逢うべき人には『必ず』逢える。
休日の一コマ。
友人たちに会うため大阪を訪れた。
久方ぶりの集まり。久々の大阪の地。
午前9時に駅前で待ち合わせ。
京都から電車で向かった。
時間に余裕を持って家を出た。
30分早く到着すると電車の中で気づく。
調べると手前の駅から待ち合わせの駅まで1Km程度だった。
「良い機会。手前の駅で降りよう。そしてまちあるきをしよう」
手前の駅で下車。
待ち合わせの駅に向かってまちあるきをする。
住宅地を歩くこと10分。
緑豊かなこんもりとした小高い丘が目に留まる。
小高い丘に興味を持った。
丘の麓まで来た。
見上げると、丘の地形に合わせて蛇行する階段があった。
「良い機会。頂上まで登ろう」
頂上へと続く階段を登ること5分。
丘の途中に展望台があった。
眼下に広がるまちを見下ろす。
その眺望を堪能した。
歩を進めると、木々の中にひっそりと佇む神社の鳥居が見えた。
「良い機会。参拝しよう」
鳥居をくぐり抜けてさらに階段を登る。
神社の境内に足を踏み入れる。
しんとした空気。
朝の神社は心地よい。
小鳥のさえずりも小気味よい。
心穏やかに参拝。
参拝を済ませ、参道を歩く。
参道の横の掲示板がふと気になった。
語りかけてくる言葉がそこにあった。
「人間は一生のうち逢うべき人には必ず逢える。
しかも、一瞬早すぎず、一瞬遅すぎない時に。森信三」

「逢うべき人には必ず逢える」
『必ず』という言葉の力に胸がざわついた。
「逢うべき人」には、早すぎず、遅すぎないタイミングで出逢える。
それは必然。導かれるように。
そう解釈した。
「人間は一生のうち逢うべき人には必ず逢える。
しかも、一瞬早すぎず、一瞬遅すぎない時に。

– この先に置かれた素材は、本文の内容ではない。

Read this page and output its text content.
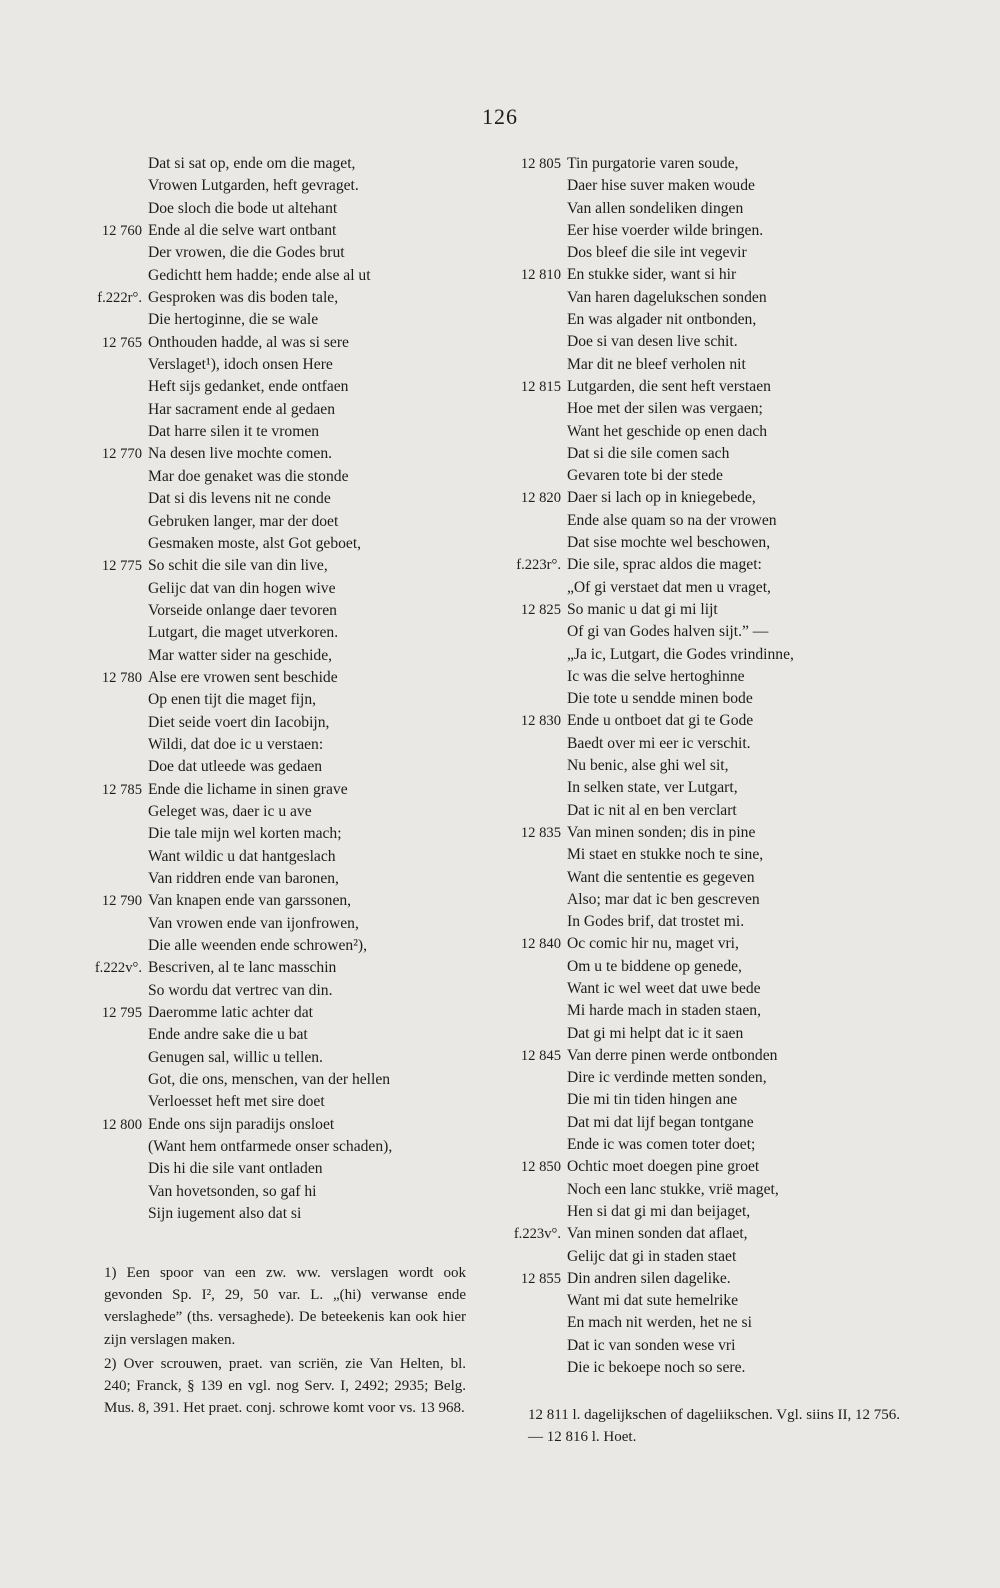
126
Dat si sat op, ende om die maget,
Vrowen Lutgarden, heft gevraget.
Doe sloch die bode ut altehant
12 760 Ende al die selve wart ontbant
Der vrowen, die die Godes brut
Gedichtt hem hadde; ende alse al ut
f.222r°. Gesproken was dis boden tale,
Die hertoginne, die se wale
12 765 Onthouden hadde, al was si sere
Verslaget¹), idoch onsen Here
Heft sijs gedanket, ende ontfaen
Har sacrament ende al gedaen
Dat harre silen it te vromen
12 770 Na desen live mochte comen.
Mar doe genaket was die stonde
Dat si dis levens nit ne conde
Gebruken langer, mar der doet
Gesmaken moste, alst Got geboet,
12 775 So schit die sile van din live,
Gelijc dat van din hogen wive
Vorseide onlange daer tevoren
Lutgart, die maget utverkoren.
Mar watter sider na geschide,
12 780 Alse ere vrowen sent beschide
Op enen tijt die maget fijn,
Diet seide voert din Iacobijn,
Wildi, dat doe ic u verstaen:
Doe dat utleede was gedaen
12 785 Ende die lichame in sinen grave
Geleget was, daer ic u ave
Die tale mijn wel korten mach;
Want wildic u dat hantgeslach
Van riddren ende van baronen,
12 790 Van knapen ende van garssonen,
Van vrowen ende van ijonfrowen,
Die alle weenden ende schrowen²),
f.222v°. Bescriven, al te lanc masschin
So wordu dat vertrec van din.
12 795 Daeromme latic achter dat
Ende andre sake die u bat
Genugen sal, willic u tellen.
Got, die ons, menschen, van der hellen
Verloesset heft met sire doet
12 800 Ende ons sijn paradijs onsloet
(Want hem ontfarmede onser schaden),
Dis hi die sile vant ontladen
Van hovetsonden, so gaf hi
Sijn iugement also dat si
12 805 Tin purgatorie varen soude,
Daer hise suver maken woude
Van allen sondeliken dingen
Eer hise voerder wilde bringen.
Dos bleef die sile int vegevir
12 810 En stukke sider, want si hir
Van haren dagelukschen sonden
En was algader nit ontbonden,
Doe si van desen live schit.
Mar dit ne bleef verholen nit
12 815 Lutgarden, die sent heft verstaen
Hoe met der silen was vergaen;
Want het geschide op enen dach
Dat si die sile comen sach
Gevaren tote bi der stede
12 820 Daer si lach op in kniegebede,
Ende alse quam so na der vrowen
Dat sise mochte wel beschowen,
f.223r°. Die sile, sprac aldos die maget:
„Of gi verstaet dat men u vraget,
12 825 So manic u dat gi mi lijt
Of gi van Godes halven sijt.” —
„Ja ic, Lutgart, die Godes vrindinne,
Ic was die selve hertoghinne
Die tote u sendde minen bode
12 830 Ende u ontboet dat gi te Gode
Baedt over mi eer ic verschit.
Nu benic, alse ghi wel sit,
In selken state, ver Lutgart,
Dat ic nit al en ben verclart
12 835 Van minen sonden; dis in pine
Mi staet en stukke noch te sine,
Want die sententie es gegeven
Also; mar dat ic ben gescreven
In Godes brif, dat trostet mi.
12 840 Oc comic hir nu, maget vri,
Om u te biddene op genede,
Want ic wel weet dat uwe bede
Mi harde mach in staden staen,
Dat gi mi helpt dat ic it saen
12 845 Van derre pinen werde ontbonden
Dire ic verdinde metten sonden,
Die mi tin tiden hingen ane
Dat mi dat lijf began tontgane
Ende ic was comen toter doet;
12 850 Ochtic moet doegen pine groet
Noch een lanc stukke, vrië maget,
Hen si dat gi mi dan beijaget,
f.223v°. Van minen sonden dat aflaet,
Gelijc dat gi in staden staet
12 855 Din andren silen dagelike.
Want mi dat sute hemelrike
En mach nit werden, het ne si
Dat ic van sonden wese vri
Die ic bekoepe noch so sere.

1) Een spoor van een zw. ww. verslagen wordt ook gevonden Sp. I², 29, 50 var. L. „(hi) verwanse ende verslaghede” (ths. versaghede). De beteekenis kan ook hier zijn verslagen maken.

2) Over scrouwen, praet. van scriën, zie Van Helten, bl. 240; Franck, § 139 en vgl. nog Serv. I, 2492; 2935; Belg. Mus. 8, 391. Het praet. conj. schrowe komt voor vs. 13 968.	12 811 l. dagelijkschen of dageliikschen. Vgl. siins II, 12 756. — 12 816 l. Hoet.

」
この言葉を味わいつつ、これまでの人との出会い、縁に想いを馳せた。
真っ先に、今から会う友人たちのことを想った。
想い返せば友人たちとは偶然の出会いだった。
人との出会い、縁とは不思議なものだ。
これから人生で出会う人は「逢うべき人」になるかもしれない。
些細な出会いもそれを縁と思えば「逢うべき人」になるかもしれない。
なんて素敵なことか。
含蓄に富んだ森信三氏の言葉に出逢えた僥倖に感謝。
朝9時。待ち合わせ場所で友人たちに会った。
その日、友人たちを「逢うべき人」と意識し接したことは言うまでもない。